Time spent in these places invokes the presence of others, and sometimes a sense of the significance these places might hold for them. In the ravines we found forests of hundred-year-old pine and oak, dropped deer antlers, and places where people camped along the river. We also found pieces of red satin embroidered with gold thread, ceremonial packets of what looked like cremated remains, washed up along the riverbank, and we found condom wrappers in a sun-dappled stand of pine trees.
Later, when using First Story, an app that geotags sites of First Nations history and presence in Toronto, I saw that just five kilometres further upstream was Tabor Hill Ossuary, an Iroquois burial mound containing the remains of more than 500 people, dating from 1,250 years ago, discovered during excavation for a housing development in the 1950s. Traces such as these gesture towards the many others who have occupied these places, and those who continue to live there. 5
The exhibition invited its audience to join the artists in developing a literacy of the natural spaces around the University of Toronto Scarborough. With them, we explored how these places themselves register forms of knowledge — through plants, animals, and ecosystems. Entry into these spaces often involves transgression, whether it be of social norms, disciplinary boundaries or private property. This was made explicit in Maggie Groat’s When Fences Turn into Tables, a functional table made from pieces of wood she discretely removed from fences and alleys in Toronto, dismantling the artifices of private space and reassembling them in a form around which a public could be constituted. In this show the table hosted an audience that gathered to identify mushrooms, describe their sensory experience of plants, or create knot spells that encode their desires in natural materials. Along with the other works in the show, it offered a model for an alternative public sphere — a school of the outdoors — for artists, trespassers, foragers, agoraphiles, and anyone else who wishes to gather here, in the forest that winds its way under the freeway.
ENDNOTES
- Jane Bennett, Vibrant Matter (Durham: Duke UP, 2010).
- Anne Michaels, Fugitive Pieces (Toronto: McLelland & Stewart, 1996), Thanks to Jamie Ross for pointing out this reference.

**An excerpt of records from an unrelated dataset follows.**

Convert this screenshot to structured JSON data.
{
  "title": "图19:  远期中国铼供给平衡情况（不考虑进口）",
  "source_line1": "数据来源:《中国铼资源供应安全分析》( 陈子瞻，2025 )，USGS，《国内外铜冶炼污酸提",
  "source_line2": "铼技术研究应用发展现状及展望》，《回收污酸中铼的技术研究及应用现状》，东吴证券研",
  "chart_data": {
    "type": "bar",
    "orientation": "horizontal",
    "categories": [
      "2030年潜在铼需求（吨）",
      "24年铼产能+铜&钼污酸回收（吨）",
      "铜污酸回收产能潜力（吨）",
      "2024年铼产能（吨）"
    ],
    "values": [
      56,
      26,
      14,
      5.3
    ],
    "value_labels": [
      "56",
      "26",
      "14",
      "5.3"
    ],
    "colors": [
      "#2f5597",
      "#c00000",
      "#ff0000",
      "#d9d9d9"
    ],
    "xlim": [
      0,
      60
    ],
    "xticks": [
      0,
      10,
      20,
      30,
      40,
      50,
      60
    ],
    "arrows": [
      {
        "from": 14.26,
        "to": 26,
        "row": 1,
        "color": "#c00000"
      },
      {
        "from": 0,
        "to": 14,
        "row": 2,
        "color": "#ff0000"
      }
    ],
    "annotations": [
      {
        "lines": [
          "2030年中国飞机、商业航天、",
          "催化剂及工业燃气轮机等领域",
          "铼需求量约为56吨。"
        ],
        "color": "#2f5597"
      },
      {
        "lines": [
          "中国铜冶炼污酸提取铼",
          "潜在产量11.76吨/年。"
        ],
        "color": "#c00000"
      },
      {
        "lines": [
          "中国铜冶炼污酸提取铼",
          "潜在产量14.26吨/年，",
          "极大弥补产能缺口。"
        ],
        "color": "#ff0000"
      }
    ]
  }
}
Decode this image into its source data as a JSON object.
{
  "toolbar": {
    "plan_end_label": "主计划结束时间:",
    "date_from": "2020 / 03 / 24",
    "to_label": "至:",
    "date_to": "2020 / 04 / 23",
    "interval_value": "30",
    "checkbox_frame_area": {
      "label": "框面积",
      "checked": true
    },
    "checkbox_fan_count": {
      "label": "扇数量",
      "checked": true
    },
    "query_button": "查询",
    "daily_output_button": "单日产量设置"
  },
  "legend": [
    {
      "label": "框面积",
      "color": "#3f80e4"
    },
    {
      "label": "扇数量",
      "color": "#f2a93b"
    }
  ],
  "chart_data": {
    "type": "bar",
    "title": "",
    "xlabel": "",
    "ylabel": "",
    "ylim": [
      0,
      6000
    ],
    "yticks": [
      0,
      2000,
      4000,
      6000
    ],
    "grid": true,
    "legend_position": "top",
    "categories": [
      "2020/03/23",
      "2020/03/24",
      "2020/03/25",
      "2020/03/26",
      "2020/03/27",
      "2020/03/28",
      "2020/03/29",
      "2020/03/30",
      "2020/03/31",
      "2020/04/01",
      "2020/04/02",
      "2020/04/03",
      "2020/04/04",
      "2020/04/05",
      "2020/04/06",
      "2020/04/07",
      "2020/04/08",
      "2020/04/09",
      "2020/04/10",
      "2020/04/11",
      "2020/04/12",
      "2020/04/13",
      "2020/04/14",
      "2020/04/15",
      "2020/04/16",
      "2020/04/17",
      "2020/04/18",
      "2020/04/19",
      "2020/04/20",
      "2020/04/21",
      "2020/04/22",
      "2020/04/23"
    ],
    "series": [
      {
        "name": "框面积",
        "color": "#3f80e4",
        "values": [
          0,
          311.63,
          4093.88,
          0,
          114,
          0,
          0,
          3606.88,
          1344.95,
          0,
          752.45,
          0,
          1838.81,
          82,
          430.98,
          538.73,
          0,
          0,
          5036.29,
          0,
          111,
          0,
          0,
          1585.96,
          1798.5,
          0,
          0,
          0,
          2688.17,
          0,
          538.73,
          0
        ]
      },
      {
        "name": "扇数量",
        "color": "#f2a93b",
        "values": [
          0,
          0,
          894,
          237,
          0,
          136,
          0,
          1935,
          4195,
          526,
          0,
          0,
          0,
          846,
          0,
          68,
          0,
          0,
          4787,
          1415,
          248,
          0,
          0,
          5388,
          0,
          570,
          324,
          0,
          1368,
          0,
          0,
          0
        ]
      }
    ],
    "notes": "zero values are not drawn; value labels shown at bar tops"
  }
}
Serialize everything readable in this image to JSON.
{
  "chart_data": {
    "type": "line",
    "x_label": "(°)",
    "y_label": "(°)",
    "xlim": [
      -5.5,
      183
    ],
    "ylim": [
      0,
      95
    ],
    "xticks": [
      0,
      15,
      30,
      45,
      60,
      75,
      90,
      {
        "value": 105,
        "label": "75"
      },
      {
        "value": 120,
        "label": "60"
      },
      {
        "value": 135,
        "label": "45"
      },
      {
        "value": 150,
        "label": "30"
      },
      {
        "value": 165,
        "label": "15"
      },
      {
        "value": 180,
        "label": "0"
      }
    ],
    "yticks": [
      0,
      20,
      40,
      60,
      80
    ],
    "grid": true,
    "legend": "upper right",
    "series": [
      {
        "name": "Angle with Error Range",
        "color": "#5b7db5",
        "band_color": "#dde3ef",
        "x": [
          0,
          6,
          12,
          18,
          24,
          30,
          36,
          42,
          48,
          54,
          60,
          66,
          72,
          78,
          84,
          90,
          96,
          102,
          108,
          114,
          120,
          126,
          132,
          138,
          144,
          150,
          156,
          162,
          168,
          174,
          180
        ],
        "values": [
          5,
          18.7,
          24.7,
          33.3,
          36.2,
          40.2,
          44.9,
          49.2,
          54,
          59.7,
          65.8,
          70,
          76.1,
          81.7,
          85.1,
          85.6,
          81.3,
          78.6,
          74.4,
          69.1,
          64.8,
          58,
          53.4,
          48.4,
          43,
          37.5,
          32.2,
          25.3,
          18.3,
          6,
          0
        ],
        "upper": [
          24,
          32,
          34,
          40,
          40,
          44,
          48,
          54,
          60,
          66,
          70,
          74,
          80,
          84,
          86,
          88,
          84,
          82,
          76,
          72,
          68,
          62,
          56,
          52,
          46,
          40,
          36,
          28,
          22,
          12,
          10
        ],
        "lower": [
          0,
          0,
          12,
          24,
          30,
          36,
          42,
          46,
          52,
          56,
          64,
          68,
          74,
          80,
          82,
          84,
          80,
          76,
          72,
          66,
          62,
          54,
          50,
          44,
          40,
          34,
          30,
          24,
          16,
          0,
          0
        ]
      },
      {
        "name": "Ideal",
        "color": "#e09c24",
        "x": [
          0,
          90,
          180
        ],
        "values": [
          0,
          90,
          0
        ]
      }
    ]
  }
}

- McKenzie Wark, The Beach Beneath the Street: The Everyday Life and Glorious Times of the Situationist International (London: Verso, 2011).
- Due to its temperate climate and geographical location, this region is described by historians as having been comparable to the Mediterranean in terms of extent of trade and cultural activity. Rodney Bobiwash, “The History of Native People in the Toronto Area, An Introduction,” in Sanderson, F. and Howard- Bobiwash, H. (eds.), The Meeting Place: Aboriginal Life in Toronto (Toronto: Native Canadian Centre), 5-24.